"Big Dreams in a City Without Cash," City of Warts, 10/4
The truth about redevelopment
Despite providing many facts to Mr. Thompson, none of that information seems to have made it into the story. For example, redevelopment funds are not all for hotels and shopping malls. The West Oakland redevelopment plan says that money can be spent for infrastructure improvements like undergrounding of electrical wires, fixing streets and sidewalks, upgrading industrial land to attract new industry, thus creating new jobs the latter is certainly a high priority in any antipoverty strategy. It can also be used to help low- and fixed-income people fix up their homes. I believe that under some conditions it can be used for police.
I was surprised to see the county supervisor's criticism of the redevelopment areas. Before such areas are established the city must obtain approval from the taxing entities whose taxes would be reduced and we've never seen a disapproval, nor was I approached by the county at any of the countless meetings we had over at least ten years before deciding to make West Oakland a redevelopment area.
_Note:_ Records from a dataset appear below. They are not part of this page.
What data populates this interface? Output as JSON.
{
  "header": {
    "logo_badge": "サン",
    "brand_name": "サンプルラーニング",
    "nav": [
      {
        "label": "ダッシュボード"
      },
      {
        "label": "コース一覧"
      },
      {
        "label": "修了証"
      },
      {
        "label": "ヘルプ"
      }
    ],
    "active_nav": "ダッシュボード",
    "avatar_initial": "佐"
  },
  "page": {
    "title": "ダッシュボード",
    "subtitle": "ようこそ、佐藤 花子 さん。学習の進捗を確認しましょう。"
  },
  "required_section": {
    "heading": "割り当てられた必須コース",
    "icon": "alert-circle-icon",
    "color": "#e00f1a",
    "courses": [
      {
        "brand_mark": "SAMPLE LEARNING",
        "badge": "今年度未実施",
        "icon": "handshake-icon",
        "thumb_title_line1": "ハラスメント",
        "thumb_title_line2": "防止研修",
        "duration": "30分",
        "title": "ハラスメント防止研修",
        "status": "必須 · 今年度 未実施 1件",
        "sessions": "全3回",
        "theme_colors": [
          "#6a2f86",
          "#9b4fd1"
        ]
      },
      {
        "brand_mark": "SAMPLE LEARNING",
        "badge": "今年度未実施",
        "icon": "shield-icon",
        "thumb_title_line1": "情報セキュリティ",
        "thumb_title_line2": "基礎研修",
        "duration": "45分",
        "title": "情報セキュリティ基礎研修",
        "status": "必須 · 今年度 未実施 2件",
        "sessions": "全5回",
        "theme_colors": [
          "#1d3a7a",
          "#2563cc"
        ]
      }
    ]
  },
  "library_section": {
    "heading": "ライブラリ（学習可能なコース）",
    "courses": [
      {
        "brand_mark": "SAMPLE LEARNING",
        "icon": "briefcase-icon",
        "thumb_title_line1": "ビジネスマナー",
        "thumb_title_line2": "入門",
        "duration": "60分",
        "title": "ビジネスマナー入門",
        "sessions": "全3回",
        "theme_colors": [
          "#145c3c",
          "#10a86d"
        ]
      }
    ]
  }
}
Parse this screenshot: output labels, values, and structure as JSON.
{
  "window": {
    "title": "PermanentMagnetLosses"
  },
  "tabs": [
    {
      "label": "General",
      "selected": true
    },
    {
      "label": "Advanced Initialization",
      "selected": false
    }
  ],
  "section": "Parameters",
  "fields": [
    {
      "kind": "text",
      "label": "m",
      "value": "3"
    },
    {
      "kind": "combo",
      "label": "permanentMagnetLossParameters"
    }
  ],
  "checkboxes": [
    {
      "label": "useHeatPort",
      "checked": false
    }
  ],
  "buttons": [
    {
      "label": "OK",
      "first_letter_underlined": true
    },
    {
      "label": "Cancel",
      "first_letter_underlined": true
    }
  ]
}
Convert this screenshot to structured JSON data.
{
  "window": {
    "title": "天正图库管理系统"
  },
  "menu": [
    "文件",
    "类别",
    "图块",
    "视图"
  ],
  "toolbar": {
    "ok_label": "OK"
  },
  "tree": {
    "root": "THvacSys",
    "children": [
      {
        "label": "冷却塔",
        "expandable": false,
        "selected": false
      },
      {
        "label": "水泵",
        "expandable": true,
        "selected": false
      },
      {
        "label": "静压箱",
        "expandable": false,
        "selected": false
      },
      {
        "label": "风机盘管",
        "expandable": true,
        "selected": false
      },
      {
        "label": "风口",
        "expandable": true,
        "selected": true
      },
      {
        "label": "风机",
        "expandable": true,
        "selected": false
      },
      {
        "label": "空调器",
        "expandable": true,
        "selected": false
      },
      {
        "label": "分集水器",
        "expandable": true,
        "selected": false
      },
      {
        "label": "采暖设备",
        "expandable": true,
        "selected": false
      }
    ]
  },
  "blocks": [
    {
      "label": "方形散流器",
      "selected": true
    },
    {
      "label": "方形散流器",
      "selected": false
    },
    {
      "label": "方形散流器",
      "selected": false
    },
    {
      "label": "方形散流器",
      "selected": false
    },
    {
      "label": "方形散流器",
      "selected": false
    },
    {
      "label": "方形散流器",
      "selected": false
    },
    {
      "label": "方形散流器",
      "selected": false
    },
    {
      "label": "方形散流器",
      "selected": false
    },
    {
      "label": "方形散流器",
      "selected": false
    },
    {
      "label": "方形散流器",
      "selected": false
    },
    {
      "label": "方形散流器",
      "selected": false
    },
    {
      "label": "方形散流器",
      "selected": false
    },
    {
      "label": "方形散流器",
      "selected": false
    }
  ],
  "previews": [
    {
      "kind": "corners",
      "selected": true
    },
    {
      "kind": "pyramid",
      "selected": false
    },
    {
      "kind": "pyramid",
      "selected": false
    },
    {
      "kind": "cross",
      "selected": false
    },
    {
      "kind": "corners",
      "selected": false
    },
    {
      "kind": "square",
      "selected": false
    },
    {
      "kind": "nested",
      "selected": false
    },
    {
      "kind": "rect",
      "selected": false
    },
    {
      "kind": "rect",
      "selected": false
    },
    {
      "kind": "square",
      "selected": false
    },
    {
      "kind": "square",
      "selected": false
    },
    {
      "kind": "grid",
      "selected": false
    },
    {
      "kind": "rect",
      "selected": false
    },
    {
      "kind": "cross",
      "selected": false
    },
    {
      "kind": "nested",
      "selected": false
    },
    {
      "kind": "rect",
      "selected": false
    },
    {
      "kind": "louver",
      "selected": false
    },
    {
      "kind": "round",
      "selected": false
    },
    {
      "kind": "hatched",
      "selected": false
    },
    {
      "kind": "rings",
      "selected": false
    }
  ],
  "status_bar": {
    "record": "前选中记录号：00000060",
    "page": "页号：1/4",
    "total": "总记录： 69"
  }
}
The West Oakland plan doesn't have the power of eminent domain in most of its neighborhoods. The plan was developed by representatives elected from each neighborhood and that was a long-debated concern. Because West Oakland is not focused on eminent domain to demolish wide swaths of land for outside developers, the tax increment pot is growing slowly. One of our first efforts will be to revitalize the San Pablo corridor to attract more businesses that provide services to the neighborhood. This will also be a job growth opportunity. The West Oakland Redevelopment PAC also voted to provide start-up leasehold improvement money to a new worker-owned cooperative grocery store that we are planning for the Mandela Gateway retail space at the West Oakland BART station.
The West Oakland Redevelopment PAC meetings are the second Wednesday of each month at 6:00 p.m. in the Senior Center at Adeline and 18th St. We encourage West Oakland residents to attend and participate in the future development of West Oakland.
The article also failed to say that redevelopment law requires the spending of at least 15 percent of tax increment on affordable housing. In Oakland, we have committed to a higher percentage and this forms the pot of money we provide every year for which the affordable housing development community competes. Providing jobs and affordable housing are certainly appropriate strategies in an antipoverty agenda for a city.
Redevelopment dollars will also be used to save the old train station in West Oakland as well as pay for the affordable housing at the Wood Street development adjacent to the train station.
While I recognize that there have been redevelopment abuses over the years, I think it's important not to throw the baby out with the bathwater and create the most progressive community we can, utilizing the redevelopment tool that is available to us.
Nancy J. Nadel, Oakland
Chris Thompson replies
The councilwoman is mistaken. State law obliges Oakland to spend 20 percent of redevelopment funds on affordable housing, not 15 percent. And while I didn't point out the city's legal obligation, here's what I did say: "Oakland reserves 25 percent of its redevelopment budget for the construction of low- and moderate-income housing."
Audit the books
I'm extremely pleased to find that someone has finally exposed the myth of redevelopment and what it has actually perpetuated rather than what it was intended to accomplish.
In a recent meeting about development in Oakland, I commented that out of all the audits that Mayor-elect Dellums should conduct, the redevelopment agency should be the first priority.
The audit needs to determine what Oakland has received versus the tax increment money that has gone to redevelopment. Additionally, it needs to analyze to what extent infrastructure improvement has suffered because of the tax increment drain.
Along with this debacle, developers are stampeding Oakland; submitting applications to build outrageous projects. This stampede was encouraged by the remarks of an outgoing mayor who has done little, if anything, for Oakland. His comments to developers that applications should be submitted before he left office, and that he would ensure they were processed even if he had to type them himself, has led to intimidation of, and placed tremendous pressure on, a planning department that seems to be performing like deer in a headlight.